The Apple Pay ecosystem is built upon the four corner model as known in the payment industry. The schemes MasterCard, Visa and American Express, have made agreements with Apple (iOS 8 source code analysis showed references to UnionPay as well). In the agreements with the payment schemes, Apple managed to negotiate a reduced rate for payments in the Apple Store and iTunes Store to 25 basis point (from 40 basis points), saving Apple around $ 27 million in payment costs.
On top of that Apple made agreements with large issuers such as Citi, Bank of America, Capitol One, Wells Fargo and Chase (for now only in the US) and more banks are lined up to join. In the agreements with issuers, Apple has negotiated a fee of 0,15% of the transaction value for every Apple Pay transaction. Only Passbook has access to the Secure Element, so banks will not be able to use their own wallet application. In the agreement between Apple and the banks, Apple requires banks to allow TouchID to be used.
With Apple Pay the use of TouchID is mandatory to perform a purchase. TouchID replaces the card PIN as Card Holder Verification Method (CVM) when using Apple Pay.
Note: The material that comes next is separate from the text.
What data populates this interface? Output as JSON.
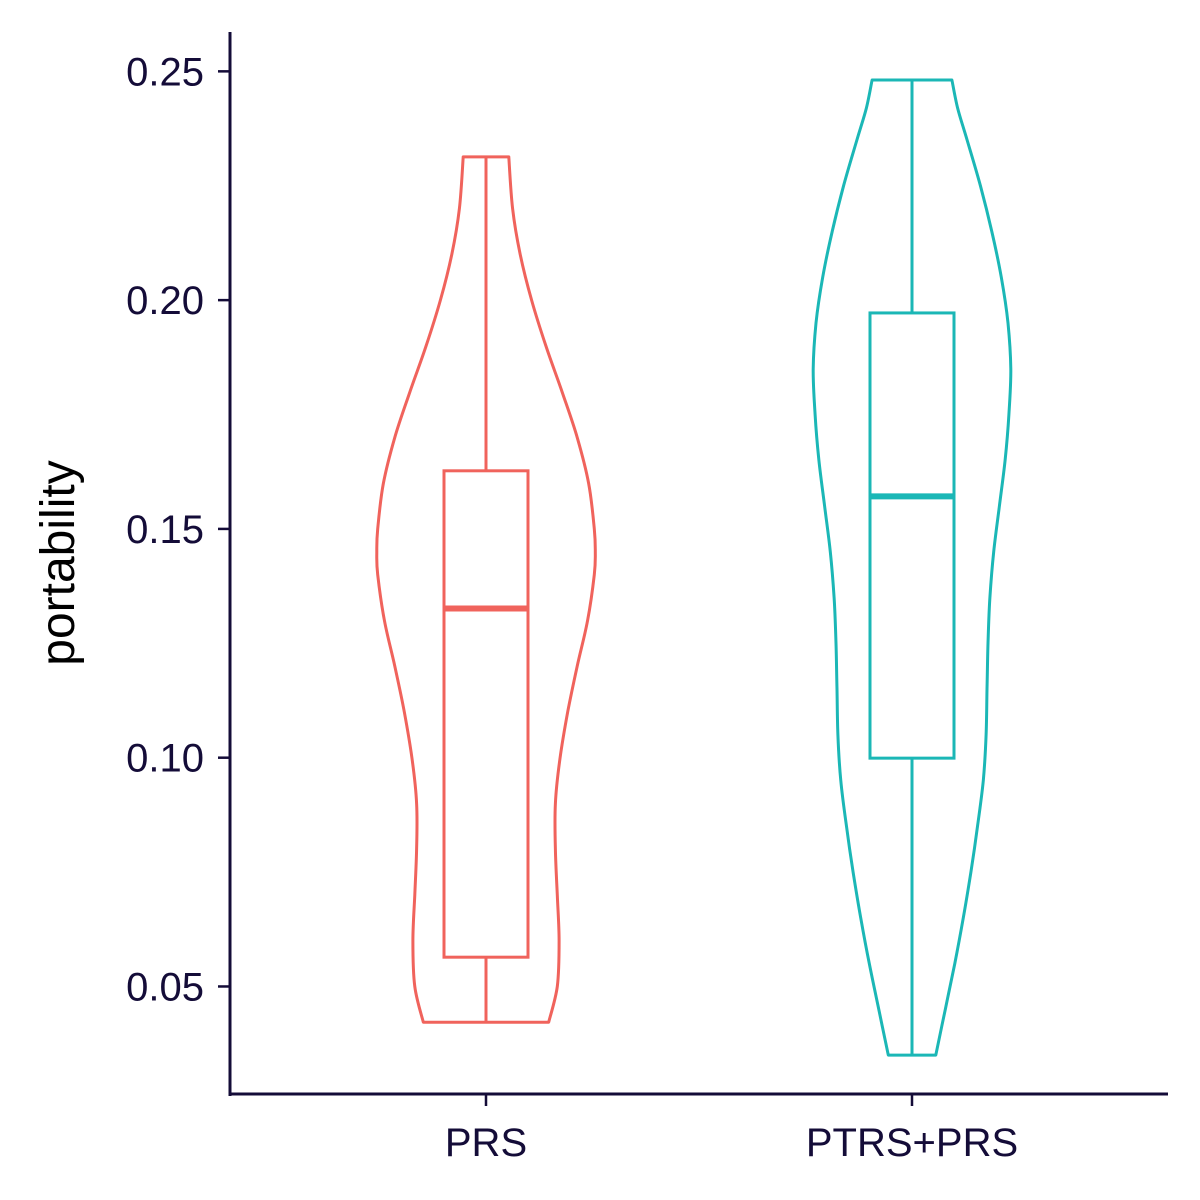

The issuer receives a confirmation that an on-device CVM was performed. With Apple Pay the on-device CVM is the TouchID instead of mPIN used in other mobile payment solutions.
To accept in-store Apple Pay transactions, merchants must have NFC enabled payment terminals. A number of large merchants in the US have installed NFC enabled terminals to support Apple Pay proximity payments. What Apple can deliver is a consistent user experience for payment on iPhones – mobile operators and banks were not prepared to create this and wanted to compete with each other.
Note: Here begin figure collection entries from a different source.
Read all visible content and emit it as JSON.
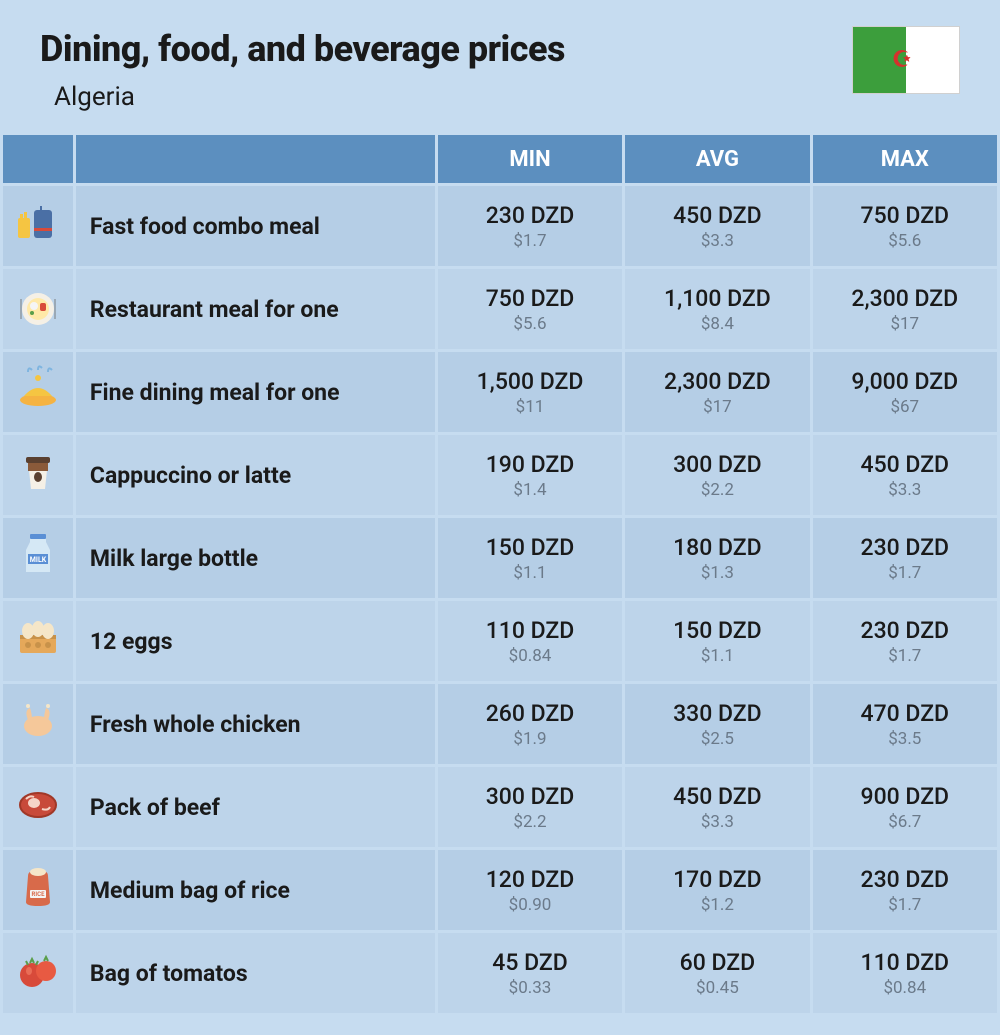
{
  "header": {
    "title": "Dining, food, and beverage prices",
    "subtitle": "Algeria"
  },
  "flag": {
    "left_color": "#3c9e3c",
    "right_color": "#ffffff",
    "emblem_color": "#d6312d"
  },
  "table": {
    "columns": [
      "MIN",
      "AVG",
      "MAX"
    ],
    "header_bg": "#5c8fbf",
    "header_text_color": "#ffffff",
    "row_even_bg": "#b5cee6",
    "row_odd_bg": "#bdd4ea",
    "price_local_color": "#1a1a1a",
    "price_usd_color": "#6b7a8a",
    "rows": [
      {
        "icon": "fast-food",
        "label": "Fast food combo meal",
        "min_local": "230 DZD",
        "min_usd": "$1.7",
        "avg_local": "450 DZD",
        "avg_usd": "$3.3",
        "max_local": "750 DZD",
        "max_usd": "$5.6"
      },
      {
        "icon": "restaurant-meal",
        "label": "Restaurant meal for one",
        "min_local": "750 DZD",
        "min_usd": "$5.6",
        "avg_local": "1,100 DZD",
        "avg_usd": "$8.4",
        "max_local": "2,300 DZD",
        "max_usd": "$17"
      },
      {
        "icon": "fine-dining",
        "label": "Fine dining meal for one",
        "min_local": "1,500 DZD",
        "min_usd": "$11",
        "avg_local": "2,300 DZD",
        "avg_usd": "$17",
        "max_local": "9,000 DZD",
        "max_usd": "$67"
      },
      {
        "icon": "coffee-cup",
        "label": "Cappuccino or latte",
        "min_local": "190 DZD",
        "min_usd": "$1.4",
        "avg_local": "300 DZD",
        "avg_usd": "$2.2",
        "max_local": "450 DZD",
        "max_usd": "$3.3"
      },
      {
        "icon": "milk-bottle",
        "label": "Milk large bottle",
        "min_local": "150 DZD",
        "min_usd": "$1.1",
        "avg_local": "180 DZD",
        "avg_usd": "$1.3",
        "max_local": "230 DZD",
        "max_usd": "$1.7"
      },
      {
        "icon": "eggs",
        "label": "12 eggs",
        "min_local": "110 DZD",
        "min_usd": "$0.84",
        "avg_local": "150 DZD",
        "avg_usd": "$1.1",
        "max_local": "230 DZD",
        "max_usd": "$1.7"
      },
      {
        "icon": "chicken",
        "label": "Fresh whole chicken",
        "min_local": "260 DZD",
        "min_usd": "$1.9",
        "avg_local": "330 DZD",
        "avg_usd": "$2.5",
        "max_local": "470 DZD",
        "max_usd": "$3.5"
      },
      {
        "icon": "beef",
        "label": "Pack of beef",
        "min_local": "300 DZD",
        "min_usd": "$2.2",
        "avg_local": "450 DZD",
        "avg_usd": "$3.3",
        "max_local": "900 DZD",
        "max_usd": "$6.7"
      },
      {
        "icon": "rice-bag",
        "label": "Medium bag of rice",
        "min_local": "120 DZD",
        "min_usd": "$0.90",
        "avg_local": "170 DZD",
        "avg_usd": "$1.2",
        "max_local": "230 DZD",
        "max_usd": "$1.7"
      },
      {
        "icon": "tomatoes",
        "label": "Bag of tomatos",
        "min_local": "45 DZD",
        "min_usd": "$0.33",
        "avg_local": "60 DZD",
        "avg_usd": "$0.45",
        "max_local": "110 DZD",
        "max_usd": "$0.84"
      }
    ]
  }
}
And what about the Mobile Network Operators? Apple Pay has no dependency on MNOs. The role for the MNO seems to be minimal in the Apple Pay ecosystem.
The business model of Apple is to sell hardware, more specific iOS devices. Apple Pay allows Apple to sell more iPhones and Apple Watches. However new revenue stream cannot be ignored. The expectation is that in October, Apple will announce new iPad devices with TouchID allowing the iPad to use Apple Pay for online payments. Selling more iOS devices, will also generate revenue through iTunes Store in music, movies and applications (Apple earns 30% from every purchase via iTunes).
Apple Pay looks promising for mobile payments. Apple is positioning itself as a trusted partner. The focus is on security and privacy. Apple facilitates mobile and remote payments but is not interested in the data gathering and processing that other companies see as a benefit from mobile payments. The choice of Apple for NFC makes it clear that NFC is the standard communication technology between handset and payment terminal.
Apple Pay still must prove itself and a lot of details about how Apple Pay works are still unknown. As an independent expert, UL’s Transaction Security division will keep investigating new payment solutions such as Apple Pay to make sure that the payment solution fits the demands of our customers.